Dreamland Social Club(73)



He threw his hands up into the air. “There aren’t any rats!”

“And your father hasn’t stopped paying his rent?”

“That’s just a flat-out lie.”

“Are you sure?”

He was winding the dial on his combination lock. “Your father’s obviously been fed some crazy propaganda. And I mean, seriously”—he pulled his lock open, then opened the locker door—“your dad isn’t the first person I’d trust right about now.”

“It was just a question.”

“Whatever, Jane.” He started putting away books, taking out others. “Why don’t you go back to looking for journals and solving mysteries about keys and teasing Legs and holding carousel horses hostage and whatever else it is you do.”

Jane didn’t like being whatever-ed and liked what came after it even less and, stunned, let herself drift into the flow of kids in the hall and bumped right into Legs, who’d obviously decided to hover.

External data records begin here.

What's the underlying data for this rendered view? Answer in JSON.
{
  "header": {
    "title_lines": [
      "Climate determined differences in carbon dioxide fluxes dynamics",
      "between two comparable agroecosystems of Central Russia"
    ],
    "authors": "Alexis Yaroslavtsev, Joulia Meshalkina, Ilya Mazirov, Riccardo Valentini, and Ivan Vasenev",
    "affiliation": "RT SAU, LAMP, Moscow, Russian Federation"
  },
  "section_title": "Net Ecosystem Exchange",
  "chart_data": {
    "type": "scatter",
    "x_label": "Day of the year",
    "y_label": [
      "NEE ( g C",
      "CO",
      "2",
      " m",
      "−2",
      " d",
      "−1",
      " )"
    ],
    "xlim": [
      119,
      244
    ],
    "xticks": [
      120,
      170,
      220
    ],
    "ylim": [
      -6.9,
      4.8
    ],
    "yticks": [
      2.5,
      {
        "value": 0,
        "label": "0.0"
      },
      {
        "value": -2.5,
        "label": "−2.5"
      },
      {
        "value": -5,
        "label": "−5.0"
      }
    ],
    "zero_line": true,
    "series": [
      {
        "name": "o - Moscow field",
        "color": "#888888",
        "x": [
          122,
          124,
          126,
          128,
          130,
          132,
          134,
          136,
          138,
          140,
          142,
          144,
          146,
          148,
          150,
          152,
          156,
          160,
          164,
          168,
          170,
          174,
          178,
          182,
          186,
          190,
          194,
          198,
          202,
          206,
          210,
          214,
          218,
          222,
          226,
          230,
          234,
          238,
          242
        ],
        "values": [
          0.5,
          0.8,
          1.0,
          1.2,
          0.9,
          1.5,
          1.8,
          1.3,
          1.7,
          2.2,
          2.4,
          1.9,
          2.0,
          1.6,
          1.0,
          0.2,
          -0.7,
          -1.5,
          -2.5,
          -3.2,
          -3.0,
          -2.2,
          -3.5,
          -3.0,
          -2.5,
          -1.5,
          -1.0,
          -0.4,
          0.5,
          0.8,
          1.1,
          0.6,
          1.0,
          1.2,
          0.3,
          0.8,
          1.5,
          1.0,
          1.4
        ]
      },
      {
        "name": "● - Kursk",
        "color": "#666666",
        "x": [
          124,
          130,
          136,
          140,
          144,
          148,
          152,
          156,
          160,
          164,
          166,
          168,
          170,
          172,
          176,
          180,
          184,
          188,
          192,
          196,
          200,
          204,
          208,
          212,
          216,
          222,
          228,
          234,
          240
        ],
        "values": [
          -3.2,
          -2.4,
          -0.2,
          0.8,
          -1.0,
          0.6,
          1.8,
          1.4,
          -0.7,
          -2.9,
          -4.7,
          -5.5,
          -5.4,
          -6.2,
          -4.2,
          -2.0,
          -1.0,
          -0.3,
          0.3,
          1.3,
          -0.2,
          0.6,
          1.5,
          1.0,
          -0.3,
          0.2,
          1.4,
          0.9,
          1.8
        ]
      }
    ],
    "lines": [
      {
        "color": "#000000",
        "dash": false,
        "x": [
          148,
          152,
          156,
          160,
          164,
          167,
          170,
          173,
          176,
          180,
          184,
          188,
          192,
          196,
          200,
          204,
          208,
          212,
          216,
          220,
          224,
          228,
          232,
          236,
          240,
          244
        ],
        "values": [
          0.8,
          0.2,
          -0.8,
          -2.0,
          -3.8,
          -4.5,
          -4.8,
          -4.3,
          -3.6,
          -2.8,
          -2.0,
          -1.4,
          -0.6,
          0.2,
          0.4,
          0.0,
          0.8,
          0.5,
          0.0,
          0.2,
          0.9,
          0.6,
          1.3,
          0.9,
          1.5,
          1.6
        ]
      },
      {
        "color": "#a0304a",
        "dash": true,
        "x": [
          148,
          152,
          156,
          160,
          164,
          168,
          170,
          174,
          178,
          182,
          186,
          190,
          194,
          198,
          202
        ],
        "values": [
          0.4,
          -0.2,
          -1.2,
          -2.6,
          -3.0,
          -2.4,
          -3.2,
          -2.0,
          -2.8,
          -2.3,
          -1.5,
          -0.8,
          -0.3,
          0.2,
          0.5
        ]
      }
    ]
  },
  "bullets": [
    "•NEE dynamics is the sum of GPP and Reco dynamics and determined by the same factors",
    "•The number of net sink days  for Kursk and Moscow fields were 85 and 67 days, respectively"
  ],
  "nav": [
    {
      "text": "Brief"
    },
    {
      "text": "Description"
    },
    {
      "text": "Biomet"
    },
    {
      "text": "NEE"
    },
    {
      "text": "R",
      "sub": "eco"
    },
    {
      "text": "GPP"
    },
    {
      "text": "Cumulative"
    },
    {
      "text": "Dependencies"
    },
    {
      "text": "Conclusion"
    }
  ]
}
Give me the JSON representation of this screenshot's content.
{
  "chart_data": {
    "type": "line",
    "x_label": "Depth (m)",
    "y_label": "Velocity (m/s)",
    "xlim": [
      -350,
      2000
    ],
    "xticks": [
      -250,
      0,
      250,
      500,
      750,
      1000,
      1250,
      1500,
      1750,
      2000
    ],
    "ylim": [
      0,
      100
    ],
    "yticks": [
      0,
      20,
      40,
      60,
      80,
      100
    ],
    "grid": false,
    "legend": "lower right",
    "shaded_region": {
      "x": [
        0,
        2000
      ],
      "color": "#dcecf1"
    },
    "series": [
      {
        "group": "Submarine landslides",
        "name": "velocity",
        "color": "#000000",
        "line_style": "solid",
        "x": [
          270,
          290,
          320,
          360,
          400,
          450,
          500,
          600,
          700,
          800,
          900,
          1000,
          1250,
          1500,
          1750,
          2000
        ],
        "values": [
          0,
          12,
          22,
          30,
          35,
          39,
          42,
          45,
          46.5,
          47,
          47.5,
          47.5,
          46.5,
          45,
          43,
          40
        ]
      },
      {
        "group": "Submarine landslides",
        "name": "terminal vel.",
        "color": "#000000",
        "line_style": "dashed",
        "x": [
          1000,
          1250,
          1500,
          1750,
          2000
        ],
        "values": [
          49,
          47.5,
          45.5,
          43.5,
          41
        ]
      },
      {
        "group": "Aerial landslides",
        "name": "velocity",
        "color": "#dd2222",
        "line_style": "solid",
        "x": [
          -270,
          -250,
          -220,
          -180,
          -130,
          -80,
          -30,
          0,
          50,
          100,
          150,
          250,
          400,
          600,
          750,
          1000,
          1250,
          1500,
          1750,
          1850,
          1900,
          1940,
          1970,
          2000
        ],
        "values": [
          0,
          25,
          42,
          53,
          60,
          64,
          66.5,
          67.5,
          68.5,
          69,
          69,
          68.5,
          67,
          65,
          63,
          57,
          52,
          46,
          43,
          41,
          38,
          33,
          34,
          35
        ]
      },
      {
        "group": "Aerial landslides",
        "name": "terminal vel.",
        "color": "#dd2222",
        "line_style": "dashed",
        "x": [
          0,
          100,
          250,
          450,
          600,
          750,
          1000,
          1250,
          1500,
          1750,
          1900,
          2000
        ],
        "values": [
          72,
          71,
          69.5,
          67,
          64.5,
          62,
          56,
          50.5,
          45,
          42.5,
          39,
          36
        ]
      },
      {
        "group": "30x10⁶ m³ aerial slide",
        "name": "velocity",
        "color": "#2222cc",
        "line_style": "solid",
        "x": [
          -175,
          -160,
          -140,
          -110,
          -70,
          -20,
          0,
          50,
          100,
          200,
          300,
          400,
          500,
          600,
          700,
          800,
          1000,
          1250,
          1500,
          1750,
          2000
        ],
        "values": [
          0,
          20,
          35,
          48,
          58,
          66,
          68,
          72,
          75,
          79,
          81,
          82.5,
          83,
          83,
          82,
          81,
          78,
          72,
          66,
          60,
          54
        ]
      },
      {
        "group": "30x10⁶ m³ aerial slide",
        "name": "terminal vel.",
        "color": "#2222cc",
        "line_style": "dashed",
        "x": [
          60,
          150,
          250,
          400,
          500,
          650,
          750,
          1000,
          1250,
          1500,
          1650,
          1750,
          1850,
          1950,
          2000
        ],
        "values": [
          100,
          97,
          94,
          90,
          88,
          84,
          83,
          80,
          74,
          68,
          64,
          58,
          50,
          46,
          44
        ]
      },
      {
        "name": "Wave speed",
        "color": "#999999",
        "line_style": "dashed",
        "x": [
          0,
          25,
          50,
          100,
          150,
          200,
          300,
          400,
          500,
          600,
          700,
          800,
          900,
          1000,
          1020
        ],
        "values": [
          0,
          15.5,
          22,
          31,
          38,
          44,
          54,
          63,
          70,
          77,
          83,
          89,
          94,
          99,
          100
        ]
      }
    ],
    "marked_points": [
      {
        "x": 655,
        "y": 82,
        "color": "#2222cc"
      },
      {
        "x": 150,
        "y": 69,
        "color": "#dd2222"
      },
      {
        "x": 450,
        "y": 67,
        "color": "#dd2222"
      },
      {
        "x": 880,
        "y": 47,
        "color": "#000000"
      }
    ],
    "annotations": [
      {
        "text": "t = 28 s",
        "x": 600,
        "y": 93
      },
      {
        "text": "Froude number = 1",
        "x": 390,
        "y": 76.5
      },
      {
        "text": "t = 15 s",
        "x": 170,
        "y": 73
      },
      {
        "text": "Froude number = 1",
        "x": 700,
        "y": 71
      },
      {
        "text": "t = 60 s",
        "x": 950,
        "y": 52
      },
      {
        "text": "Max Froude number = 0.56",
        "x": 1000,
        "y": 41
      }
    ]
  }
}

Had she been teasing him? Just by being friends?

He said, “Hey, do you have any tickets to the presentation?”

She nodded and saw, on the bulletin board, a flier that hadn’t been there that morning.

dreamland social club

TODAY. UNFINISHED BUSINESS.



“Can I have one?” Legs said. “I’m covering it for the paper and I want to make sure I get in.”

“Sure,” Jane said.

A meeting?

Today?

Babette need to chill. Out.

“Thanks,” he said, then nodded toward Leo’s locker. “I hope he apologized.” Legs shook his head. “The guy has lost all perspective.”

“He’s just upset,” she said, not wanting to make things worse. “I mean, it’s his father’s bar.”

“You know what, Jane?”

“What?” she snapped. She closed her locker and Legs looked like he was going to say something really urgent, and then he just huffed and said, “Never mind.”





She had been planning on finding the Claveracks that day, to tell them about her decision about the horse. But when she saw them picking on a dowdy freshman between classes, she just couldn’t bring herself to do it. And really, it didn’t have anything to do with them—with Harvey and Cliff. It was their grandfather she should be talking to. He was the one who’d made the damn thing. He was the one who cared, if anyone did.

Did anyone really care as much as she did?

About anything?





She went to the meeting of the Dreamland Social Club after school, hoping that the spirit of the club would make everything better. But the mood was icy, at best. Nothing like it was the first time she’d walked in, just last week, and even then, there’d been Minnie’s and Venus’s cool stares to contend with.

“Let’s get down to it so we can get out of here,” Babette said, obviously sensing the tension.

“We need people to take the lead on the funeral bier,” Babette said. “We either need to build something with wheels or we need to find some kind of wagon or cart that we can decorate, because holding something or carrying it that whole time will be too much.”

“I have some ideas,” H.T. said, so Babette wrote his name down, and then Legs said, “Me, too,” so she wrote again.

“Music.” Babette looked over at Leo, who said, “I’ll scare up a dirge band the likes of which you’ve never heard.”

“Excellent,” Babette said, and then she added, “And we need to pick a mermaid.”

There was a moment of silence before she said, “I nominate Jane.”

Venus snapped, “Why her?”

“Yeah,” Minnie said. “Why her?”

“Well, look at the rest of us,” Babette said. “We’re not exactly mermaid material.”

“I’m mermaid material.” Rita puffed up her breasts.

Venus snorted. “When’s the last time anybody saw a Puerto Rican mermaid?”

“Same time they saw a mermaid with tattoos,” Rita snapped.

“I’m starting to question the rules of membership in this club,” Leo said from the back of the room, and Jane’s face burned. “Me, too,” she said. “Because the whole idea was that it wasn’t going to become a clique and it is. None of you would really know what to do if someone really different, someone who challenged you, walked through that door.”

“You know what?” Leo said. “I told my mother I wouldn’t be late.”

And he left.

And then Venus followed, saying to Jane, “You really want to be a dead fish, go ahead.”

Minnie left, too, saying, “I wouldn’t want to just lie there the whole time anyway.”

Rita left, then Legs, and Babette said, “Then it’s decided.”

“You’ve got to be kidding me,” Jane said, and Babette said, “Unless anyone objects on the record?”

H.T. said, “This seems like a decision for the womenfolk.”

“Then Jane it is.” Babette wrote something down, seeming pleased. She declared the meeting adjourned.

“You should have asked me first,” Jane said to Babette after H.T. skated away.